At 10.40am when I stop at this clinic for one of my routine visits, my community health officer (CHO) friend asks me to practise being a doctor for once and go with her to review a patient. The patient was Abdul and he was dead when I saw him, with the IV line still leaking Vitamin B-complex flavored fluid into his small still body.

My provisional diagnosis would be congestive cardiac failure from severe anaemia. The severe anaemia would be a result of the malaria he had which may have been poorly treated.

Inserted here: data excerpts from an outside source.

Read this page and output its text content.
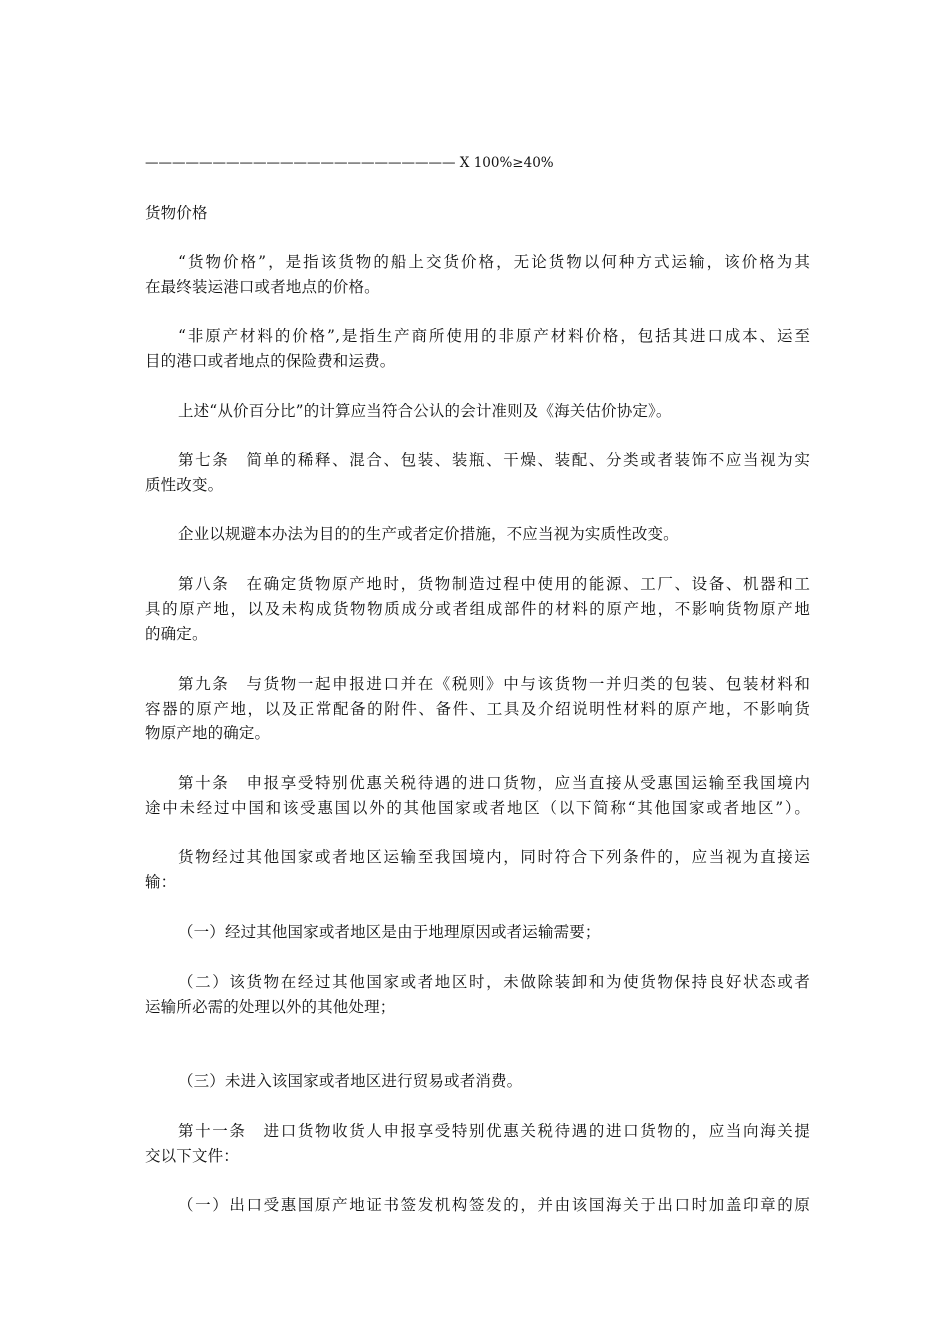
——————————————————————— X 100%≥40%
货物价格
“货物价格”，是指该货物的船上交货价格，无论货物以何种方式运输，该价格为其
在最终装运港口或者地点的价格。
“非原产材料的价格”,是指生产商所使用的非原产材料价格，包括其进口成本、运至
目的港口或者地点的保险费和运费。
上述“从价百分比”的计算应当符合公认的会计准则及《海关估价协定》。
第七条　简单的稀释、混合、包装、装瓶、干燥、装配、分类或者装饰不应当视为实
质性改变。
企业以规避本办法为目的的生产或者定价措施，不应当视为实质性改变。
第八条　在确定货物原产地时，货物制造过程中使用的能源、工厂、设备、机器和工
具的原产地，以及未构成货物物质成分或者组成部件的材料的原产地，不影响货物原产地
的确定。
第九条　与货物一起申报进口并在《税则》中与该货物一并归类的包装、包装材料和
容器的原产地，以及正常配备的附件、备件、工具及介绍说明性材料的原产地，不影响货
物原产地的确定。
第十条　申报享受特别优惠关税待遇的进口货物，应当直接从受惠国运输至我国境内
途中未经过中国和该受惠国以外的其他国家或者地区（以下简称“其他国家或者地区”）。
货物经过其他国家或者地区运输至我国境内，同时符合下列条件的，应当视为直接运
输：
（一）经过其他国家或者地区是由于地理原因或者运输需要；
（二）该货物在经过其他国家或者地区时，未做除装卸和为使货物保持良好状态或者
运输所必需的处理以外的其他处理；
（三）未进入该国家或者地区进行贸易或者消费。
第十一条　进口货物收货人申报享受特别优惠关税待遇的进口货物的，应当向海关提
交以下文件：
（一）出口受惠国原产地证书签发机构签发的，并由该国海关于出口时加盖印章的原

All of this is inconclusive, I agree, but the event vividly illustrated a strain that existed already in this primary healthcare center and in several other PHCs and health posts found in rural, hard-to-reach communities. There are no doctors. There are no midwives. There are no nurses. And community health extension workers are being made to carry a burden greater than the capacity of training they have received in schools or in-service.

This grossly inadequate staffing condition is a nation-wide plague. There is a general scarcity of health workers, but the scarcity is more pronounced among the higher cadres of health workers.

The premise of the task-shifting policy (signed August 2014 and available below) then is this, there are more community health workers available, and somehow, since they are already performing some of the traditional tasks of the doctors and midwives, then they can be capacitated to do more.

TSTS policy

This policy is fantastic. It has the potential to solve some of the most pressing human resource for health challenges immediately and right where it matters the most – within the rural communities.

However, first things first. These health workers must receive thorough skills-based training to perform their new tasks successfully. They must be capacitated with the knowledge and supportive supervision to carry out the work. After all, it took a minimum of 6 months of a skills-based, hands-on approach to learn to rapidly recognize congestive cardiac failure and other emergent paediatric conditions in medical training.

As noted in the task-shifting policy, there is some ‘task-shifting’ already, but these forays by untrained CHEWs have been marked by mismanagement of cases and poor outcomes.

It is then not enough to sign the policy into law, or to adopt at the state level with a party and a round of applause. If the implications of the policy were to be fully accepted and understood, there must be concurrent changes in curricula for training our community health extension workers, with sufficient on-the-job continuous training and supportive supervision systems put in place.

Otherwise, the only thing we would have successfully shifted is the place of death for Nigerians in the rural areas – they would still die but in the hospitals, and from mismanagement.